Note that the "cloning" that is happening in the case of Cygwin is done
entirely in userspace without any co-operation from the OS/kernel,
essentially by faking it -- spawn another copy of the binary and hope
that it takes the same layout.  Note that Cygwin can do some fixups on
things like file handles and things that were allocated under its
control, but it's totally at the mercy of the operating system for
things out of its control like where DLLs get loaded.

> For this to be the problem it appears to be, I'm guessing that there must
> be some shortcoming in the Windows APIs in this area when compared with
> facilities available within other Posix-compliant OSs.

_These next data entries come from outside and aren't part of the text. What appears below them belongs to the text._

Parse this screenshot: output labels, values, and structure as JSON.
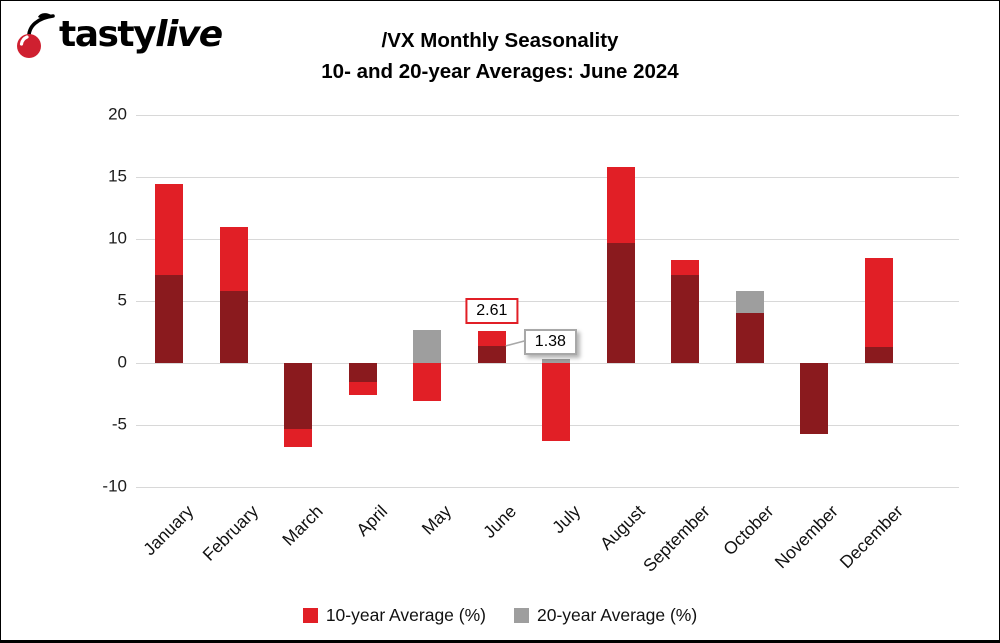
{
  "logo": {
    "tasty": "tasty",
    "live": "live"
  },
  "title": {
    "line1": "/VX Monthly Seasonality",
    "line2": "10- and 20-year Averages: June 2024"
  },
  "chart_data": {
    "type": "bar",
    "title": "/VX Monthly Seasonality",
    "subtitle": "10- and 20-year Averages: June 2024",
    "categories": [
      "January",
      "February",
      "March",
      "April",
      "May",
      "June",
      "July",
      "August",
      "September",
      "October",
      "November",
      "December"
    ],
    "series": [
      {
        "name": "10-year Average (%)",
        "color": "#e11f26",
        "values": [
          14.4,
          11.0,
          -6.8,
          -2.6,
          -3.1,
          2.61,
          -6.3,
          15.8,
          8.3,
          4.0,
          -5.7,
          8.5
        ]
      },
      {
        "name": "20-year Average (%)",
        "color": "#9e9e9e",
        "values": [
          7.1,
          5.8,
          -5.3,
          -1.5,
          2.7,
          1.38,
          0.3,
          9.7,
          7.1,
          5.8,
          -5.7,
          1.3
        ]
      }
    ],
    "overlap_color": "#8a1a1e",
    "ylim": [
      -10,
      20
    ],
    "yticks": [
      20,
      15,
      10,
      5,
      0,
      -5,
      -10
    ],
    "grid": true,
    "gridline_color": "#d8d8d8",
    "legend_position": "bottom",
    "annotations": [
      {
        "text": "2.61",
        "value": 2.61,
        "month": "June",
        "series": "10-year Average (%)",
        "placement": "above",
        "border_color": "#e11f26"
      },
      {
        "text": "1.38",
        "value": 1.38,
        "month": "June",
        "series": "20-year Average (%)",
        "placement": "right",
        "border_color": "#a8a8a8"
      }
    ]
  }
}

It's not so much a shortcoming, it's just a fundamental difference in
how the two operating systems were designed.  The core of process
management on Win32 is CreateProcess(), which spawns a new process from
scratch, whereas the core of process management on posix systems is
fork(), which makes a duplicate copy of an existing process.

> How does Linux deal with the same issues of having libraries (or whatever
> are logically equivalent to DLLs) potentially linked at different bases in
> the two address spaces?

The "issue" does not even exist on posix systems, as fork() is simply a
kernel syscall.  You ask the kernel to make a copy of the process and it
does.  By definition the child has the exact same memory layout as the
parent, because the kernel memory manager arranges it so.